Parfois, j’ai envie de parler, parfois non, ou du moins pas avec vous. Avec personne en fait.


Comme la rouille qui ronge l’acier, la dépression me ronge avec plus ou moins d’insistance.
Discrète ces derniers temps, elle est en fait rester sagement tapis dans l’ombre aiguisant ses arguments pour trancher dans la chair, là où les cicatrices essaient de se refermer.

Je suis un diesel. Je mets du temps à faire les choses, je mets du temps à me rendre compte des choses. Et puis un jour, ça déraille, ça casse.

La goutte d’eau a mit du temps à déborder. Je me suis presque noyée.
Ce sentiment de se dire : « aller, juste un geste et la douleur disparaît… pour toujours ».
Ne plus vouloir ressentir cette douleur infinie au fond de soi. Ne plus vouloir ressentir ce glacial environnement des abysses. Plus tôt mourir que d’y retourner !

Voilà ce qui m’arrive.


Je me raccroche aux branches tant que j’en ai encore la force. C’est une bataille de chaque instant.
Un petit truc prend des proportions dantesques qui génèrent une réaction hors de contrôle. De la panique à l’état pur. La raison fout le camp à vitesse grand V.
Dans mon cas, le corps aussi fait ses valises. Le cerveau débranche tout. Il est en mode reptilien.
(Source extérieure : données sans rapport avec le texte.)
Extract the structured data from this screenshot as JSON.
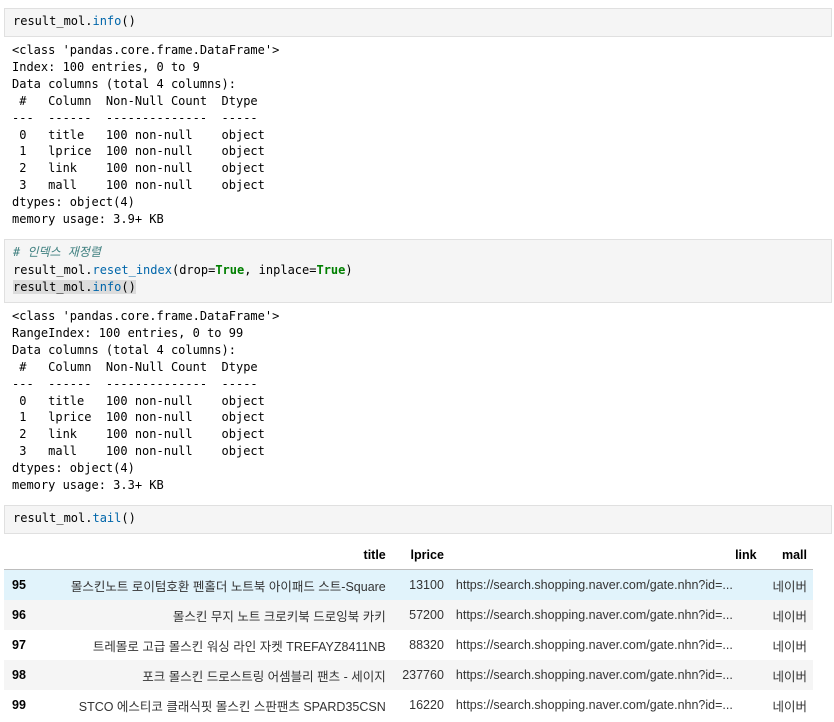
{
  "cell1": {
    "code": {
      "var": "result_mol",
      "dot": ".",
      "fn": "info",
      "paren": "()"
    },
    "output": [
      "<class 'pandas.core.frame.DataFrame'>",
      "Index: 100 entries, 0 to 9",
      "Data columns (total 4 columns):",
      " #   Column  Non-Null Count  Dtype ",
      "---  ------  --------------  ----- ",
      " 0   title   100 non-null    object",
      " 1   lprice  100 non-null    object",
      " 2   link    100 non-null    object",
      " 3   mall    100 non-null    object",
      "dtypes: object(4)",
      "memory usage: 3.9+ KB"
    ]
  },
  "cell2": {
    "comment": "# 인덱스 재정렬",
    "line2": {
      "var": "result_mol",
      "dot": ".",
      "fn": "reset_index",
      "open": "(drop=",
      "kw1": "True",
      "mid": ", inplace=",
      "kw2": "True",
      "close": ")"
    },
    "line3": {
      "var": "result_mol",
      "dot": ".",
      "fn": "info",
      "paren": "()"
    },
    "output": [
      "<class 'pandas.core.frame.DataFrame'>",
      "RangeIndex: 100 entries, 0 to 99",
      "Data columns (total 4 columns):",
      " #   Column  Non-Null Count  Dtype ",
      "---  ------  --------------  ----- ",
      " 0   title   100 non-null    object",
      " 1   lprice  100 non-null    object",
      " 2   link    100 non-null    object",
      " 3   mall    100 non-null    object",
      "dtypes: object(4)",
      "memory usage: 3.3+ KB"
    ]
  },
  "cell3": {
    "code": {
      "var": "result_mol",
      "dot": ".",
      "fn": "tail",
      "paren": "()"
    }
  },
  "table": {
    "columns": [
      "",
      "title",
      "lprice",
      "link",
      "mall"
    ],
    "rows": [
      {
        "idx": "95",
        "title": "몰스킨노트 로이텀호환 펜홀더 노트북 아이패드 스트-Square",
        "lprice": "13100",
        "link": "https://search.shopping.naver.com/gate.nhn?id=...",
        "mall": "네이버"
      },
      {
        "idx": "96",
        "title": "몰스킨 무지 노트 크로키북 드로잉북 카키",
        "lprice": "57200",
        "link": "https://search.shopping.naver.com/gate.nhn?id=...",
        "mall": "네이버"
      },
      {
        "idx": "97",
        "title": "트레몰로 고급 몰스킨 워싱 라인 자켓 TREFAYZ8411NB",
        "lprice": "88320",
        "link": "https://search.shopping.naver.com/gate.nhn?id=...",
        "mall": "네이버"
      },
      {
        "idx": "98",
        "title": "포크 몰스킨 드로스트링 어셈블리 팬츠 - 세이지",
        "lprice": "237760",
        "link": "https://search.shopping.naver.com/gate.nhn?id=...",
        "mall": "네이버"
      },
      {
        "idx": "99",
        "title": "STCO 에스티코 클래식핏 몰스킨 스판팬츠 SPARD35CSN",
        "lprice": "16220",
        "link": "https://search.shopping.naver.com/gate.nhn?id=...",
        "mall": "네이버"
      }
    ]
  }
}
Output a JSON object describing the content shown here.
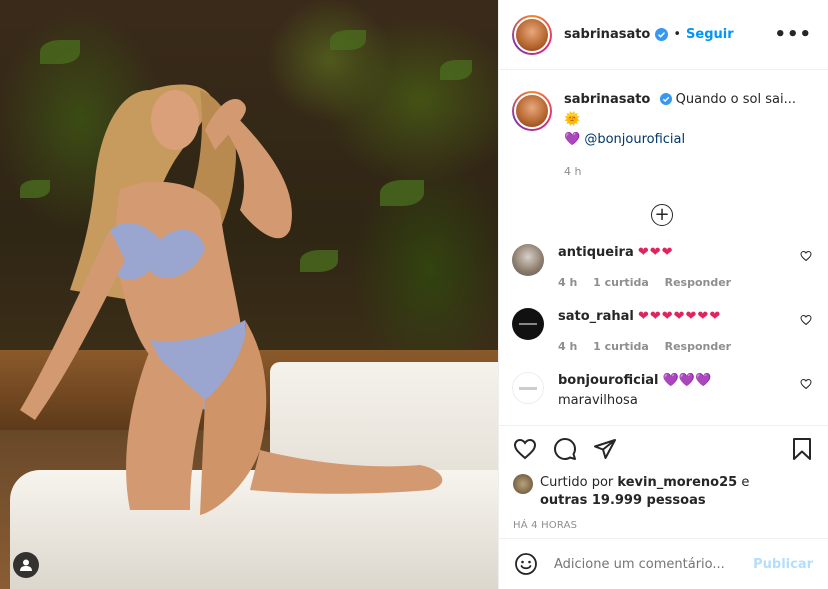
{
  "post": {
    "username": "sabrinasato",
    "separator": "•",
    "follow_label": "Seguir",
    "more_label": "•••",
    "caption": "Quando o sol sai...",
    "caption_emoji": "🌞",
    "caption_heart": "💜",
    "caption_mention": "@bonjouroficial",
    "caption_time": "4 h",
    "load_more": "+"
  },
  "comments": [
    {
      "username": "antiqueira",
      "text": "❤❤❤",
      "time": "4 h",
      "likes": "1 curtida",
      "reply": "Responder"
    },
    {
      "username": "sato_rahal",
      "text": "❤❤❤❤❤❤❤",
      "time": "4 h",
      "likes": "1 curtida",
      "reply": "Responder"
    },
    {
      "username": "bonjouroficial",
      "text": "💜💜💜",
      "text2": "maravilhosa"
    }
  ],
  "likes": {
    "prefix": "Curtido por",
    "user": "kevin_moreno25",
    "conj": "e",
    "others": "outras 19.999 pessoas"
  },
  "time_ago": "HÁ 4 HORAS",
  "add_comment": {
    "placeholder": "Adicione um comentário...",
    "publish_label": "Publicar"
  },
  "colors": {
    "accent": "#0095f6",
    "verified": "#3897f0",
    "heart": "#e0245e",
    "publish_disabled": "#b2dffc"
  }
}
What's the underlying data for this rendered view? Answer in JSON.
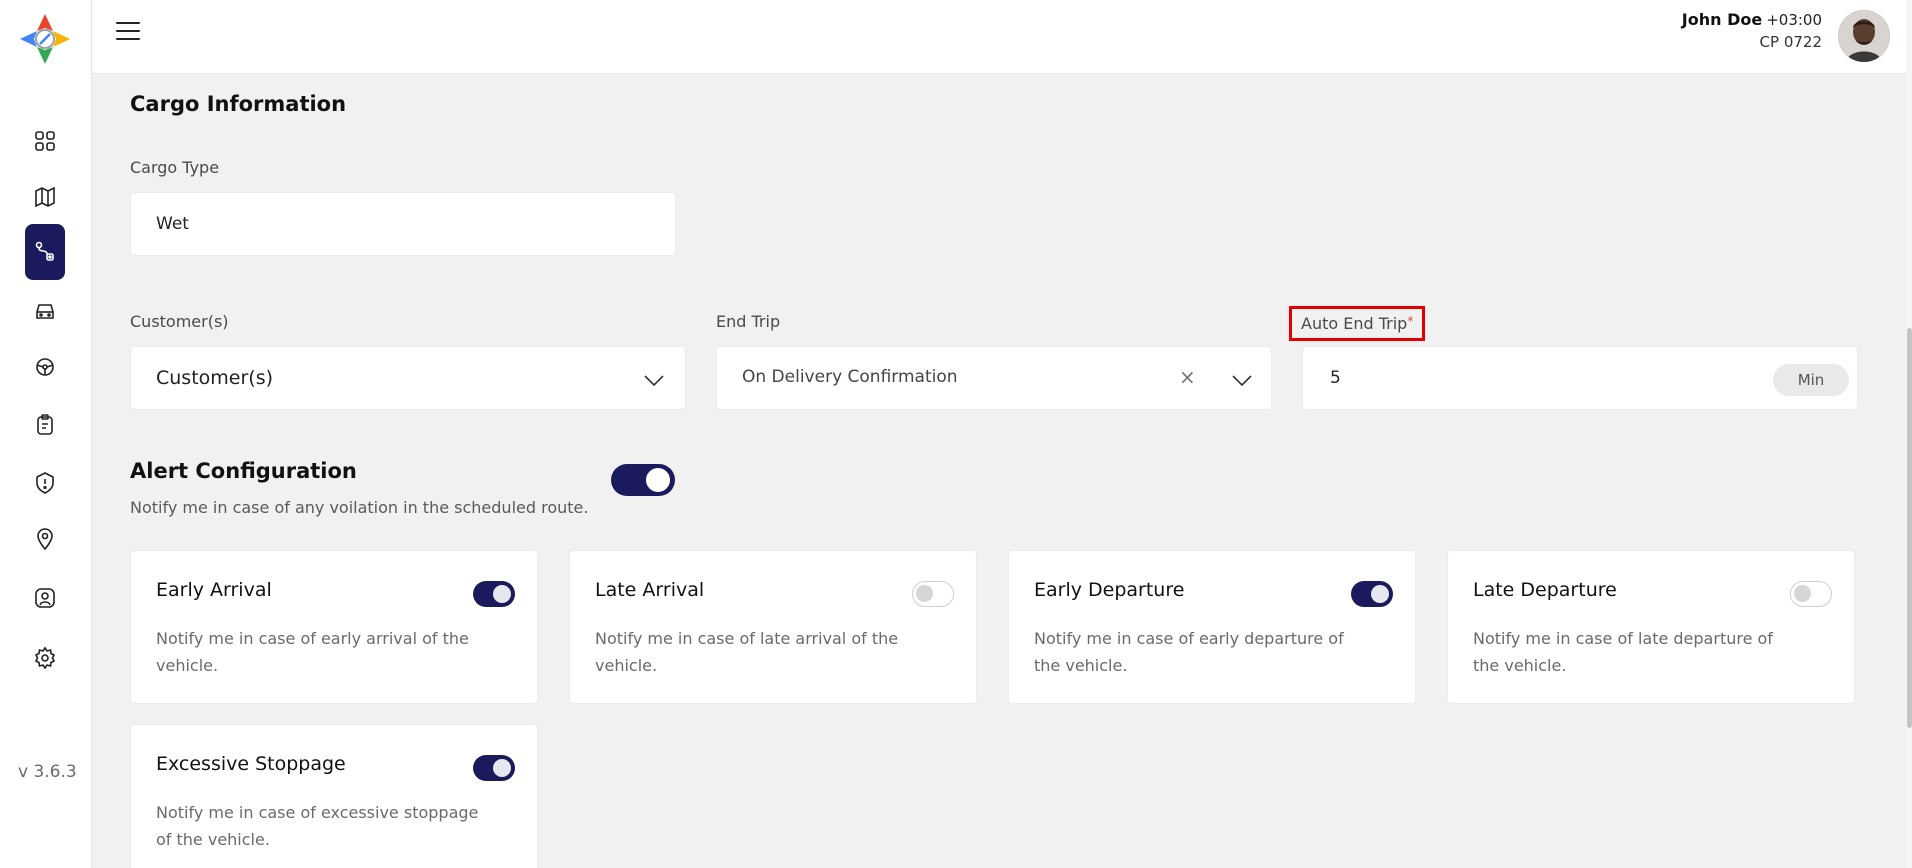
{
  "app": {
    "version": "v 3.6.3"
  },
  "sidebar": {
    "items": [
      {
        "icon": "dashboard-grid-icon"
      },
      {
        "icon": "map-icon"
      },
      {
        "icon": "route-icon",
        "active": true
      },
      {
        "icon": "car-icon"
      },
      {
        "icon": "steering-icon"
      },
      {
        "icon": "clipboard-icon"
      },
      {
        "icon": "alert-shield-icon"
      },
      {
        "icon": "location-pin-icon"
      },
      {
        "icon": "user-profile-icon"
      },
      {
        "icon": "settings-gear-icon"
      }
    ]
  },
  "header": {
    "user_name": "John Doe",
    "timezone": "+03:00",
    "user_code": "CP 0722"
  },
  "cargo": {
    "title": "Cargo Information",
    "type_label": "Cargo Type",
    "type_value": "Wet"
  },
  "customers": {
    "label": "Customer(s)",
    "value": "Customer(s)"
  },
  "end_trip": {
    "label": "End Trip",
    "value": "On Delivery Confirmation"
  },
  "auto_end_trip": {
    "label": "Auto End Trip",
    "required": "*",
    "value": "5",
    "unit": "Min"
  },
  "alert_config": {
    "title": "Alert Configuration",
    "description": "Notify me in case of any voilation in the scheduled route.",
    "enabled": true,
    "cards": [
      {
        "title": "Early Arrival",
        "description": "Notify me in case of early arrival of the vehicle.",
        "enabled": true
      },
      {
        "title": "Late Arrival",
        "description": "Notify me in case of late arrival of the vehicle.",
        "enabled": false
      },
      {
        "title": "Early Departure",
        "description": "Notify me in case of early departure of the vehicle.",
        "enabled": true
      },
      {
        "title": "Late Departure",
        "description": "Notify me in case of late departure of the vehicle.",
        "enabled": false
      },
      {
        "title": "Excessive Stoppage",
        "description": "Notify me in case of excessive stoppage of the vehicle.",
        "enabled": true
      }
    ]
  },
  "colors": {
    "accent": "#1b1a5c",
    "highlight": "#e00000",
    "background": "#f1f1f1"
  }
}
Ma parole est affectée. Les phrases se bousculent dans ma tête, je hurle même intérieurement, mais les sons ne sortent pas. Parler demande beaucoup d’énergie et mon cerveau fait : « non pas assez de carburant pour ça ».

Ma mémoire aussi me joue des tours. Trouver des mots parfois très simples est compliqué. Je me suis par exemple vue être incapable de prononcer le mot « table » parce que je ne l’avais plus. Mon cerveau ne me donne plus accès à ma bibliothèque personnelle parce qu’à nouveau cela demande trop de carburant.

Mon corps tremble notamment mes mains de façon incontrôlable. Faire certains mouvements devient, aussi, compliqué comme se lever, prendre une bouteille d’eau, l’ouvrir…

Le cerveau dans sa quête de sauvegarde met tout en pause.

C’est très handicapant au quotidien. Et le pire c’est que cela vous déprime encore plus parce que vivre avec ces séquelles, c’est épuisant.


Parfois j’aimerai débrancher mon cerveau pour qu’il arrête de réfléchir.

Comme dit Brel : « être une heure, une heure seulement, être une heure, une heure, quelque fois, être heure, rien qu’une heure durant, beau, beau et con à la fois ».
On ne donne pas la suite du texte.